Final Thesis Project at Lund School of Design, LTH, Lund University 2008. Coffins and urns made of a biodegradable plastic with added chalk.

Background – LCA of a Human?

To evaluate the environmental impacts of a material, product, process or activity a Life Cycle Assessment can be made. A LCA considers the environmental impacts along a product’s life from raw material acquisition to production, use and disposal. A term that often is used is “from cradle to grave”. The term made me think about making a LCA of a human as a part of a master project. Maybe there were things that could be improved in the disposal phase of a human? Could a concept for an eco-funeral become my master project?

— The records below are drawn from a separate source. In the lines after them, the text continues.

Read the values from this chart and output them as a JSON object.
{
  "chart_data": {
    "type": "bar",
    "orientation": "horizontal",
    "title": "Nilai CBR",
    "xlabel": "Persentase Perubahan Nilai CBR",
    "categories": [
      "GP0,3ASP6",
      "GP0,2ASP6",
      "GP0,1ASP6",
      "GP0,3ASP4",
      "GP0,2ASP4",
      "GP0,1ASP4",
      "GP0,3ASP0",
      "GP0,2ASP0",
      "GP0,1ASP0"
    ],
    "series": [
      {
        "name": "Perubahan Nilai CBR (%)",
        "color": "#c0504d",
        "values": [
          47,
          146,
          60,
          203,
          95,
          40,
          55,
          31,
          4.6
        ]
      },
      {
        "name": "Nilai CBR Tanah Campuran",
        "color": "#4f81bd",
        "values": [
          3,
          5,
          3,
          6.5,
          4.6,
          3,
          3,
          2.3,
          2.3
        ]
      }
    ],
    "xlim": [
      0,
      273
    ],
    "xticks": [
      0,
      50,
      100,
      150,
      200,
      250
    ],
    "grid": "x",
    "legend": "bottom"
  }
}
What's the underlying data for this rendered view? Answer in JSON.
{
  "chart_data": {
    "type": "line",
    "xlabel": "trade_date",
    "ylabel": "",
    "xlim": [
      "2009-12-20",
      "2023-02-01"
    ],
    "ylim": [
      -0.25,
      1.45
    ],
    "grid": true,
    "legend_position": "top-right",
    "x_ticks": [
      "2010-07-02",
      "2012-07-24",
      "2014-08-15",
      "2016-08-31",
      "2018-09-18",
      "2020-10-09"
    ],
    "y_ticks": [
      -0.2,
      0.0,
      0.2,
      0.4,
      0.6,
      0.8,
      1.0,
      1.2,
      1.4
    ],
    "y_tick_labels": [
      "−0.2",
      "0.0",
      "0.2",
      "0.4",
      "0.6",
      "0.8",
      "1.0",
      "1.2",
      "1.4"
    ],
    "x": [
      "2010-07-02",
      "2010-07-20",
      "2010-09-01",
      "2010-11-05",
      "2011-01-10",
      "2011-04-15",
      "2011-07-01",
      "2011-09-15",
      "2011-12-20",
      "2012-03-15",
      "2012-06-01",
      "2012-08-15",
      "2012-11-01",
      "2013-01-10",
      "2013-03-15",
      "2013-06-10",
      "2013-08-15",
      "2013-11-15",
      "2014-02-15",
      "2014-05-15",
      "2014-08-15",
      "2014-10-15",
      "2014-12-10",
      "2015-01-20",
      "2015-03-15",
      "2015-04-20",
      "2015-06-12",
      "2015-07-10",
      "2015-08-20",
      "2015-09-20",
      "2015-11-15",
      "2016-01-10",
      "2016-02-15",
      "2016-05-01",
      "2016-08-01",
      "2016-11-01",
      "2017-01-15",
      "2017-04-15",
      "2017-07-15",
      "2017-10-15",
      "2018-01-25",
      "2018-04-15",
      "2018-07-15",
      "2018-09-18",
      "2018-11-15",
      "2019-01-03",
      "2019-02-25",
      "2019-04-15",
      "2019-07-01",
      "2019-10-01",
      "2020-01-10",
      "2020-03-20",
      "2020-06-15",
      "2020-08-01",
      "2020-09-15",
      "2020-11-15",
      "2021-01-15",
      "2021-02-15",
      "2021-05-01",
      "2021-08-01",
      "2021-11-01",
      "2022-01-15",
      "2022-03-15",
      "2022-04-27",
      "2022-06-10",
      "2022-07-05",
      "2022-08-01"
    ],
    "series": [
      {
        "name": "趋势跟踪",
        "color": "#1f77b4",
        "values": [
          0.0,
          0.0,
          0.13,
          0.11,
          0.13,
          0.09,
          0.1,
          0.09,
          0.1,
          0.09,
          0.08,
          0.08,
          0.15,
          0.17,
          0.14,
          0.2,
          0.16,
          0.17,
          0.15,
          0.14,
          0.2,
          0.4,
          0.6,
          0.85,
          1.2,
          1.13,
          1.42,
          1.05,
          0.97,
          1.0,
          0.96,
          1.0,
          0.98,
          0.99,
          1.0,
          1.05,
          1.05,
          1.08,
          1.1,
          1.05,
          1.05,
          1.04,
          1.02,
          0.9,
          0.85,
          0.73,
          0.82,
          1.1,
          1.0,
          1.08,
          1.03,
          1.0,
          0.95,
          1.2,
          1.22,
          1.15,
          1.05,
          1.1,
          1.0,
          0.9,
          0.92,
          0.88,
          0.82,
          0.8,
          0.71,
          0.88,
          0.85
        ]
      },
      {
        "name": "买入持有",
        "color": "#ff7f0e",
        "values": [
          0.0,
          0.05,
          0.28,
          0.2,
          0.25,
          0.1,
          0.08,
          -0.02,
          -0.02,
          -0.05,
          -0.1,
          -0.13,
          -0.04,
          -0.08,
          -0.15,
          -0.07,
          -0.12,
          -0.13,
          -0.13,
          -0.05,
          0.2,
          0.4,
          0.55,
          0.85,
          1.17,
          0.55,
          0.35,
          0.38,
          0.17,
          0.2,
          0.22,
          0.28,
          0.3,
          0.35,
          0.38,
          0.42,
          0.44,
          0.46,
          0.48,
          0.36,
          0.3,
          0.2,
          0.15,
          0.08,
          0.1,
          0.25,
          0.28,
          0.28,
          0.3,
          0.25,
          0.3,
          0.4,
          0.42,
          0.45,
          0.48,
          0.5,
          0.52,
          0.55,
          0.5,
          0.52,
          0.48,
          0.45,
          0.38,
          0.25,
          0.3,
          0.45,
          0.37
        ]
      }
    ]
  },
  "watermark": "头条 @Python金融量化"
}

The aim of the project was to get a holistic picture of what happens to a person from the moment she dies till she is buried – transport, storage, ceremony etc. The practical part that happens “behind the scenes”, when someone has past away, is seldom spoken of in Sweden. What can be done to adapt this procedure to the demands of the environment?



The coffins on the Scandinavian market pretty much all look the same. The chalk material generates a new type of coffin designs. Free forming opens up for endless design possibilities and fulfils the increasing demand for variation and personalization. It is hard to totally break with the traditions when designing a coffin. Even if the trend in Sweden is that the ceremonies get more and more personalized the security of tradition is still important. Therefore I made one concept quite classic, one simple, timeless one for a broad target group and one more conceptual soft shape.


The calcium works as a neutralizer of the acid leakage from cemeteries. Benefits with the coffins, compared to ordinary ones, are that they only contain one material – no screws, lacquer etc. is added. They are stackable and weigh much less than wooden ones and are therefore better concerning transportation and ergonomics. Reusable handles in solid wood.